Аргамаков выслушал представления и искренне обнял каждого из своих новых подчиненных:
– Благодарю за верность долгу! А теперь извините, господа. Надо решить с этими.
Он кивнул на две группы, понуро стоявшие под охраной стрелков. Канцевич уже деловито допрашивал бандитов, а из толпы местных неслись жалобные крики:
– Ваше высокоблагородие! Мы ни в чем не виноваты! На нас напали! Это все они!
Если бы не рассказ Стогова, Аргамаков, может, и поверил бы крестьянам. На них действительно напали, и, не подоспей отряд, еще непонятно, чем бы кончилось дело. Вот только прежде те же самые местные набросились на отряд Сухтелена. Следовательно…
– Так. Кто зачинщики нападения? – Аргамаков остановился перед крестьянами.
Его щека нервно подергивалась, а в глазах стоял лед.
– Ничего не знаем, ваше высокоблагородие. Сон вдруг сморил, очнулись, а тут такое…
Местные явно желали изобразить из себя дураков.
– Господа, не поможете?
Ни подыгрывать, ни изобличать Аргамаков не собирался.
– Собственно, нашей смерти требовали все, но вожаками являлись вот этот здоровяк и староста… – Сухтелен показал, кто именно.
– Они, – подтвердили Раден и Желтков.
Остальные в это время окружили доктора, занятого раненым Мезерницким.
– Этих двоих расстрелять! – коротко распорядился Аргамаков.
– Не виноватые мы! – взревел здоровяк, но остальные крестьяне шарахнулись от приговоренных в стороны.
Лишь рыжая девка обхватила зачинщика, завопила, стала поминать совместно нажитых детей, просить о помиловании.
– Раньше надо было думать, – отрезал Аргамаков и пошел к другой группе.
Он не стал смотреть, как стрелки оттащили обоих приговоренных в сторону и прислонили к стене овина. Точно так же он не собирался слушать надуманных оправданий и просьб.
– Что у вас, Александр Дмитриевич?
– Это они. В смысле банда матроса, – уточнил Канцевич. – Вот только самому матросу, похоже, на этот раз удалось уйти.
Сухо треснул залп. Аргамаков, не оборачиваясь, процедил:
– Ничего. Его преследует Ган. Будем надеяться…
– У них поезд с орудийными и пулеметными платформами, а до железной дороги отсюда меньше двух верст, – предупредил Канцевич.
– Проклятье! Корольков! Двигайте батарею! – Аргамаков торопливо побежал к пушечному броневику.

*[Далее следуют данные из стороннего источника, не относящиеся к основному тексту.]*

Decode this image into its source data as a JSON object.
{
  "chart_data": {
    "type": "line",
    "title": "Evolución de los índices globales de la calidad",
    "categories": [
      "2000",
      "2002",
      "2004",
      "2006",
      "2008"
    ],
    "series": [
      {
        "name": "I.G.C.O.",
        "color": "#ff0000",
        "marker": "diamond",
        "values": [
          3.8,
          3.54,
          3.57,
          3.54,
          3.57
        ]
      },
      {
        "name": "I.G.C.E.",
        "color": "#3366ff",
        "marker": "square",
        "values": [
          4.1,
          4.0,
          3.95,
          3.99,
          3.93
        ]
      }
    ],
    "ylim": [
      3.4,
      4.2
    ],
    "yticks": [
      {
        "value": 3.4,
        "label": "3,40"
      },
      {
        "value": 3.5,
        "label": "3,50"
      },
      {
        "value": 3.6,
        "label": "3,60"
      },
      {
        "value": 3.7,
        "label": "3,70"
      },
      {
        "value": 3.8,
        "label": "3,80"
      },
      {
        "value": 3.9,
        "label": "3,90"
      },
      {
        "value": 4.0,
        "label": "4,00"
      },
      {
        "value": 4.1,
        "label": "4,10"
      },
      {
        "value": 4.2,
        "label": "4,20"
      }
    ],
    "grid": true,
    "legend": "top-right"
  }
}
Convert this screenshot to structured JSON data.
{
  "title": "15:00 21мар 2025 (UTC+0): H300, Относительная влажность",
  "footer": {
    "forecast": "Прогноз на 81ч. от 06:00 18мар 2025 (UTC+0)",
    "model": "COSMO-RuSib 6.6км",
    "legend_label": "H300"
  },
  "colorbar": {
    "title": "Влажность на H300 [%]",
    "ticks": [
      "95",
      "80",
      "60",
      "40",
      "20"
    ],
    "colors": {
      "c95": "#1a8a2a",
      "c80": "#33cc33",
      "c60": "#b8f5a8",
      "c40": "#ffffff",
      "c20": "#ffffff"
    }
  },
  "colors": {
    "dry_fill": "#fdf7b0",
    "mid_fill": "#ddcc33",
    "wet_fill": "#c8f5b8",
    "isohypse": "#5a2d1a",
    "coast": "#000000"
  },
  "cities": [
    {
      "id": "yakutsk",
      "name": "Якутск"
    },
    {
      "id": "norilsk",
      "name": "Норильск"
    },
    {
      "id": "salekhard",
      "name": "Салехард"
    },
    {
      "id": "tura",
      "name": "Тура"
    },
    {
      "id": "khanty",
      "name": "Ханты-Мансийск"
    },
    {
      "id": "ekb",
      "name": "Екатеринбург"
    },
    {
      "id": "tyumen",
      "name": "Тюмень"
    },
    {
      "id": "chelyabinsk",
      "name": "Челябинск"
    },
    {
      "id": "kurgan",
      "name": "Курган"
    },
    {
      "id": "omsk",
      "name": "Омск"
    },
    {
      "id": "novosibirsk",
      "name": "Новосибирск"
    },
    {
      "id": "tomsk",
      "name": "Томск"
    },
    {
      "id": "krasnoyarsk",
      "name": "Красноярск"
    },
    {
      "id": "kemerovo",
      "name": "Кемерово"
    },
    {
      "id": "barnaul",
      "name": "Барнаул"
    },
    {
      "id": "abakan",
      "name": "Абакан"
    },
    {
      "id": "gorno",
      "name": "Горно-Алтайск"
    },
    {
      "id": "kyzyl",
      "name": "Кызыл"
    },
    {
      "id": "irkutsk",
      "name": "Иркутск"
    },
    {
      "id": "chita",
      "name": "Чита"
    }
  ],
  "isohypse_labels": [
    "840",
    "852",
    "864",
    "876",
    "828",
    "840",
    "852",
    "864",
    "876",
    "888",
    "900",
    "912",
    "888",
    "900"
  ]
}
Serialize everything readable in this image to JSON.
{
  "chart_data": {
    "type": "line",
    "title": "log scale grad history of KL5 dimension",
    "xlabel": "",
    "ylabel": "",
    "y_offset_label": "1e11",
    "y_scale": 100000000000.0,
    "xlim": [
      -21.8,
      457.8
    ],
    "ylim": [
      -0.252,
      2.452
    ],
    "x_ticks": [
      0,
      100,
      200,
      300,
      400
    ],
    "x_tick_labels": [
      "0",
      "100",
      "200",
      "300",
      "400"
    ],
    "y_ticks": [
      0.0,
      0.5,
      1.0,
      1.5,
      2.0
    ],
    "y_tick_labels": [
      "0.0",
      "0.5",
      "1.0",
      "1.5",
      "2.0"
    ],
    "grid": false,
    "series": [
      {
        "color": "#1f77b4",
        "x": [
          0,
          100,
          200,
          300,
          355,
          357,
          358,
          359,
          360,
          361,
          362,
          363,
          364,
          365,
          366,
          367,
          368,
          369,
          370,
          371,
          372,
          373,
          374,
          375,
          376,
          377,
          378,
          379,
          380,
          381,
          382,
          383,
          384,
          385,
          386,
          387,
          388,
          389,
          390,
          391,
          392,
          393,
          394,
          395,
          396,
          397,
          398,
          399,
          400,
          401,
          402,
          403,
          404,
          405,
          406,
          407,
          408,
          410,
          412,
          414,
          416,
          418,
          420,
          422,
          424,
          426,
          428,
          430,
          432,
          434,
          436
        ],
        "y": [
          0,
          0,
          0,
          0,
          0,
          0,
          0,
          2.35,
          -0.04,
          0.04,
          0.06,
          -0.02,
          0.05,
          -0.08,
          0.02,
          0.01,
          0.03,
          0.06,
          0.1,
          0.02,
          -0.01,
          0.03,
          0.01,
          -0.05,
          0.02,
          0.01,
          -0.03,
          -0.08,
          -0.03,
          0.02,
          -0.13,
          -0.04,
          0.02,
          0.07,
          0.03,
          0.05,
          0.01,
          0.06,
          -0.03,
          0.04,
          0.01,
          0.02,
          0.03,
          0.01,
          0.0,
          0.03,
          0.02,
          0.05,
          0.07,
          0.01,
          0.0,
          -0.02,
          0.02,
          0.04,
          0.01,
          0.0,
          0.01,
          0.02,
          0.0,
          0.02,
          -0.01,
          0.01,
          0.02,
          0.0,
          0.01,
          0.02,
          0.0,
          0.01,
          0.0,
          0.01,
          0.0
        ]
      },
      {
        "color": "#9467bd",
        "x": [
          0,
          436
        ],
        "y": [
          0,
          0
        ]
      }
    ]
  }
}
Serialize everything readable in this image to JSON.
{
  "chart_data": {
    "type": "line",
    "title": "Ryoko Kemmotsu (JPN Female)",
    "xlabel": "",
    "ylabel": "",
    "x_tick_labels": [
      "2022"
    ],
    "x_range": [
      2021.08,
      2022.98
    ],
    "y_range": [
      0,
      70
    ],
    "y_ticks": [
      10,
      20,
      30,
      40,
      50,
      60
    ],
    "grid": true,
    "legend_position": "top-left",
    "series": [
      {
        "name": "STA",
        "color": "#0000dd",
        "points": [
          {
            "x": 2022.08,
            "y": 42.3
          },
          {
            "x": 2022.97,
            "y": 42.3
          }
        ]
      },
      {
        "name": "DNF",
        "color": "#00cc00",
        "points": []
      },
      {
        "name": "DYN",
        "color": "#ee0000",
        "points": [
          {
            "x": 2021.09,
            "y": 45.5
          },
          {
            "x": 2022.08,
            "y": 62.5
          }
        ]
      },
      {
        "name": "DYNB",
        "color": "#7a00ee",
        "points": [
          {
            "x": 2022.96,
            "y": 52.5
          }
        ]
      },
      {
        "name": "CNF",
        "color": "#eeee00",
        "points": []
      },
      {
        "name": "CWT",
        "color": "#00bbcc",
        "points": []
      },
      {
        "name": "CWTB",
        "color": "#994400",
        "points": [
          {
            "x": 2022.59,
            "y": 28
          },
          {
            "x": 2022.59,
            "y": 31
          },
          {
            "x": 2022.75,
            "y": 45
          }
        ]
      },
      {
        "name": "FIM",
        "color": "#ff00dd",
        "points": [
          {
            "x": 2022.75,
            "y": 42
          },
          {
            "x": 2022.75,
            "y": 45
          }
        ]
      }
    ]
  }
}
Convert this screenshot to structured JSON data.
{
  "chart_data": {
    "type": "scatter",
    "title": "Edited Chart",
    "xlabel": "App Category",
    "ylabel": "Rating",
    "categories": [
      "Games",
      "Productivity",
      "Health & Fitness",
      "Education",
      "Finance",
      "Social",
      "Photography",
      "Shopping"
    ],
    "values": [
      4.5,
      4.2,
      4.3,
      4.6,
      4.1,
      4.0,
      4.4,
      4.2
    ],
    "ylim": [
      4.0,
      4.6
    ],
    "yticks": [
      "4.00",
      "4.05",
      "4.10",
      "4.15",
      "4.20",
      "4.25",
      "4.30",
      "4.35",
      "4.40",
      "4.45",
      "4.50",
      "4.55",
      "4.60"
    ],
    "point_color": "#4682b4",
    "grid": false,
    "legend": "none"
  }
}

Вести преследование по лесу было трудно. Проселок непрерывно петлял, в паре мест был перегорожен сцепившимися повозками, по сторонам же лежала натуральная чащоба.
Эскадрон растянулся. Впереди, обогнав всех, мчался Курковский с тремя офицерами из тех, у кого кони были получше или просто устали меньше во время стремительной атаки на деревню. Чуть дальше несся Ган с частью людей, и еще дальше погоняли коней остальные кавалеристы.
Курковский несколько раз догонял повозки с убегающими бандитами. Не обращая внимания на торопливые неприцельные выстрелы, кого-то рубил на ходу и мчался дальше.
Шестым чувством он знал одно: где-то впереди так же торопливо удирает матрос. Его надо во что бы то ни стало настигнуть, одним ударом отомстить за Юдина, за всех мирных жителей Кутехина и многочисленных сел и полустанков, через которые проходил путь.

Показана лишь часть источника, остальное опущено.